A multiple sequence alignment composed of $m$ sequences and $n$ residues can be defined as the matrix:

\[A = (a_{i,j}) \in (V_\xi^\gamma) ^{m \times n}\]

Gap¶

Definition¶

The Gap statistic is defined for each column $k$ as the fraction of sequences without a gap character in column $k$:

\[\begin{split}Gap_k(A) = \frac{1}{m} \sum_{i=1}^m \mathbb{1}_{V_\xi}(a_{i,k}) = \frac{1}{m} \sum_{i=1}^{m} \begin{cases} 0 & \text{if $a_{i,k} = \Gamma$} \\ 1 & \text{otherwise} \end{cases}\end{split}\]

Performance¶

The Gap statistic is the easiest and fastest one to compute for a given alignment, with a runtime complexity of $O(mn)$, and a memory complexity of $O(1)$. It is the only statistic that scales linearly with the number of sequences, since it does not require any pairwise comparisons to be made.

Similarity¶

Definition¶

Scoring Matrix

The similarity statistic uses a scoring matrix (such as BLOSUM62) to compute the similarity between every sequence pair in the alignment. A scoring matrix can be defined as a function mapping two symbols of $V$ to an arbitrary score in $\mathbb{R}$. Based on this scoring matrix, the distance between two symbols $x$ and $y$ is computed as the euclidean distance:

\[D_S(x,y) = \sqrt { \sum_{z \in V}{(S(z, y) - S(z, x))^2} }\]

Mismatch

Given two sequences $i$ and $j$, the alignment mismatch $W_{i,j}$ is defined as the fraction of non-identical residues in the pairwise alignment between the two sequences:

\[\begin{split}W_{i,j}(A) = 1 - \frac{ \sum_{k=1}^{n} \begin{cases} 1 & \text{if $a_{i,k} = a_{j,k}$, $a_{i,k} \in V$, $a_{j,k} \in V$} \\ 0 & \text{otherwise} \end{cases} }{ \sum_{k=1}^n \begin{cases} 1 & \text{if $a_{i,k} \in V$ or $a_{j,k} \in V$} \\ 0 & \text{otherwise} \end{cases} }\end{split}\]

Similarity

The mean of the pairwise sequence distances weighted by the pairwise sequence mismatch is then calculated, only taking into account positions where both sequences have residue:

\[Q_{S,k}(A) = \frac { \sum_{i=1}^{m}{ \sum_{j=i+1}^{m}{ \mathbb{1}_{V}(a_{i,k}) \mathbb{1}_{V}(a_{j,k}) W_{i,j}(A) D_S(a_{i,k}, a_{j,k})}}} { \sum_{i=1}^{m}{ \sum_{j=i+1}^{m}{ \mathbb{1}_{V}(a_{i,k}) \mathbb{1}_{V}(a_{j,k}) W_{i,j}(A) }}}\]

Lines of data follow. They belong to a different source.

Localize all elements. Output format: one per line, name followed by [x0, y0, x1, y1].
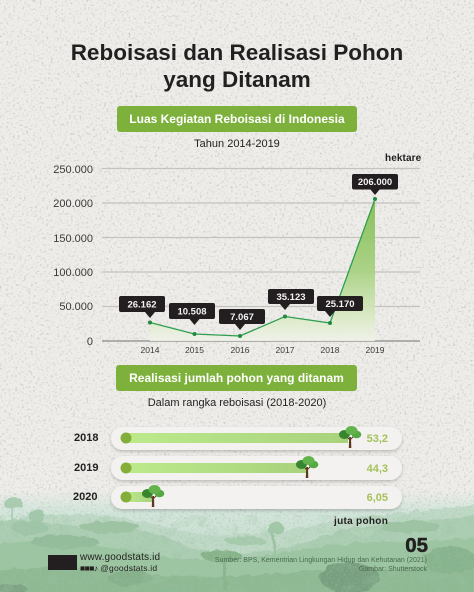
- heading: realisasi jumlah pohon: [116, 365, 357, 391]
- title: Reboisasi dan Realisasi Pohon: [71, 40, 403, 65]
- row: 2020: 6,05: [367, 492, 388, 504]
- y axis labels: [53, 164, 93, 348]
- title: yang Ditanam: [163, 67, 311, 92]
- website and social handle: ■■■♪ @goodstats.id: [80, 563, 157, 573]
- y axis labels: 250.000: [53, 164, 93, 176]
- heading: luas kegiatan reboisasi: Luas Kegiatan Reboisasi di Indonesia: [129, 112, 345, 126]
- area fill: [150, 199, 375, 341]
- x axis labels: 2014: [141, 345, 160, 355]
- y axis labels: 200.000: [53, 198, 93, 210]
- x axis labels: 2015: [185, 345, 204, 355]
- x axis labels: 2019: [366, 345, 385, 355]
- x axis labels: 2017: [276, 345, 295, 355]
- line chart: luas reboisasi: 206.000: [358, 177, 392, 188]
- forest background: [0, 490, 474, 592]
- heading: luas kegiatan reboisasi: [117, 106, 357, 132]
- page number: 05: [405, 534, 428, 557]
- callouts: [119, 174, 398, 330]
- row: 2018: 53,2: [367, 433, 388, 445]
- y axis labels: 50.000: [59, 301, 93, 313]
- logo block: [48, 555, 77, 570]
- x axis labels: 2018: [321, 345, 340, 355]
- y axis labels: 0: [87, 336, 93, 348]
- source note: [215, 556, 427, 573]
- title: [71, 40, 403, 92]
- line chart: luas reboisasi: 25.170: [325, 299, 355, 310]
- row: 2018: 2018: [74, 432, 98, 444]
- y axis labels: 150.000: [53, 233, 93, 245]
- data points: [148, 197, 377, 338]
- source note: Sumber: BPS, Kementrian Lingkungan Hidup dan Kehutanan (2021): [215, 557, 427, 564]
- website and social handle: [80, 552, 160, 573]
- row: 2018: [74, 426, 402, 450]
- source note: Gambar: Shutterstock: [359, 566, 427, 573]
- unit label: juta pohon: juta pohon: [334, 516, 388, 527]
- line chart: luas reboisasi: 26.162: [127, 300, 157, 310]
- row: 2019: 44,3: [367, 463, 388, 475]
- row: 2020: 2020: [73, 491, 97, 503]
- y axis labels: 100.000: [53, 267, 93, 279]
- data line: [150, 199, 375, 336]
- website and social handle: www.goodstats.id: [80, 552, 160, 563]
- row: 2019: 2019: [74, 462, 98, 474]
- x axis labels: [141, 345, 385, 355]
- decorative tree shapes: [3, 497, 23, 509]
- line chart: luas reboisasi: 10.508: [177, 306, 207, 318]
- row: 2020: [73, 485, 402, 509]
- line chart: luas reboisasi: 35.123: [276, 292, 306, 303]
- subtitle: dalam rangka reboisasi: Dalam rangka reboisasi (2018-2020): [148, 397, 326, 409]
- heading: realisasi jumlah pohon: Realisasi jumlah pohon yang ditanam: [129, 371, 344, 385]
- row: 2019: [74, 456, 402, 480]
- subtitle: tahun: Tahun 2014-2019: [194, 138, 280, 150]
- line chart: luas reboisasi: 7.067: [230, 312, 254, 323]
- x axis labels: 2016: [231, 345, 250, 355]
- unit label: hektare: hektare: [385, 153, 421, 164]
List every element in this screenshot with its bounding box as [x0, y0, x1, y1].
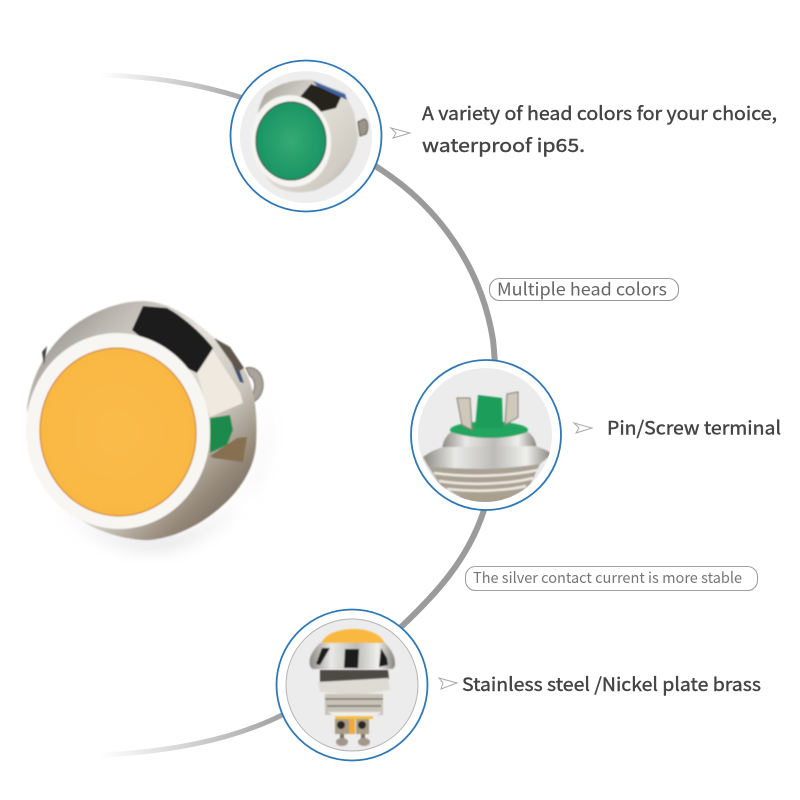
arrow marker 3: [439, 678, 457, 689]
metal housing: [27, 301, 256, 540]
feature circle 3: stainless button side view: [276, 610, 428, 760]
heading: stainless steel: Stainless steel /Nickel plate brass: [462, 671, 761, 697]
nut: [318, 678, 390, 695]
dark reflection on housing: [132, 306, 213, 373]
arrow marker 2: [574, 423, 592, 433]
right terminal: [505, 392, 518, 425]
light facet: [197, 350, 243, 417]
left terminal: [335, 719, 349, 746]
green reflection: [210, 415, 233, 453]
dark facet: [300, 84, 342, 112]
left terminal: [457, 398, 472, 430]
right terminal: [356, 719, 370, 746]
lower brown facet: [210, 437, 247, 462]
nut bottom: [460, 496, 512, 502]
yellow dome: [32, 340, 204, 524]
dark right edge: [214, 338, 244, 372]
housing: [256, 80, 358, 192]
small left reflection: [42, 346, 47, 365]
bezel: [245, 90, 337, 192]
thread body: [325, 694, 383, 715]
feature circle 1: green head button: [230, 60, 382, 212]
blue facet: [313, 81, 347, 100]
heading: pin/screw terminal: Pin/Screw terminal: [607, 414, 781, 440]
drop shadow: [60, 385, 267, 549]
blue reflection: [230, 359, 244, 383]
stud: [358, 119, 368, 136]
dome housing: [310, 643, 395, 669]
green actuator: [475, 395, 503, 428]
heading: head colors: A variety of head colors for your choice,: [422, 100, 777, 126]
dome: [442, 431, 538, 448]
dark neck: [320, 670, 389, 682]
curved connector line: [100, 75, 496, 755]
terminal base: [335, 716, 373, 719]
yellow head: [321, 629, 385, 644]
thread: [428, 464, 540, 497]
green dome: [256, 102, 326, 180]
label: multiple head colors: Multiple head colors: [497, 276, 667, 302]
dark reflections: [316, 648, 388, 668]
green base: [450, 422, 528, 438]
heading: head colors: [422, 100, 777, 158]
neck: [328, 712, 382, 718]
label: silver contact: The silver contact current is more stable: [473, 567, 742, 588]
heading: head colors: waterproof ip65.: [422, 132, 585, 158]
white bezel: [16, 324, 220, 538]
flange: [423, 446, 552, 469]
arrow marker 1: [391, 128, 410, 138]
main product photo: yellow push button: [16, 301, 267, 549]
terminal insulator: [349, 719, 355, 734]
feature circle 2: pin terminal: [411, 360, 561, 510]
rear pin: [246, 367, 263, 401]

Finally, the similarity score for a column is only computed if a column contains gaps in 80% of the sequences or more. This can be obtained from the Gap statistic:

\[\begin{split}Sim_{S,k}(A) = \begin{cases} 0 & \text{if $Gap_k(A) < 0.2$} \\ e^{-Q_{S,k}(A)} & \text{otherwise} \end{cases}\end{split}\]

Performance¶

The Similarity statistic has a runtime complexity of $O(nm^2)$ and a memory complexity of $O(m^2)$, as it requires an external matrix to store the pairwise sequence identity for efficient computation.

An optimized implementation using SIMD is available for the SSE backend. It uses additional column vectors to store intermediate results for a single column before when computing the identity statistic, bringing the memory complexity to $O(m^2 + n)$.

Overlap¶

Definition¶

Hit Ratio

For each sequence $i$ of the alignment and every position $k$, we can compute the hit ratio as the fraction of sequences that agree with $i$ at the position $k$:

\[\begin{split}Hit_{i,k}(A) = \frac{1}{m-1} \sum_{\begin{align}j = 1 \\ j \ne i\end{align}}^{m}{ \begin{cases} 1 & \text{if $a_{i,k} = a_{j,k}$} \\ 1 & \text{if $a_{i,k} \in V$, $a_{j,k} \in V$} \\ 0 & \text{otherwise} \end{cases} }\end{split}\]

Sequence Overlap

Given a residue threshold $r \in [0, 1]$, the overlap for a sequence $i$ is the fraction of positions with a hit ratio above $r$:

\[\begin{split}Ovl_i(A) = \frac{1}{n} \sum_{k=1}^{n}{ \begin{cases} 1 & \text{if $Hit_{i,k}(A) > r$} \\ 0 & \text{otherwise} \end{cases} }\end{split}\]

Performance¶

The Overlap statistic has a runtime complexity of $O(nm^2)$ and a memory complexity of $O(1)$, however the trimAl implementation uses an additional vector to store the overlap value for each sequence, bringing the memory complexity to $O(m)$.

An optimized implementation using SIMD is available for the SSE backend. It computes the hit ratio of all positions for every sequence, allowing some optimizations in data access and processing, but requiring additional memory to store intermediate column data, bringing the memory complexity to $O(m+n)$.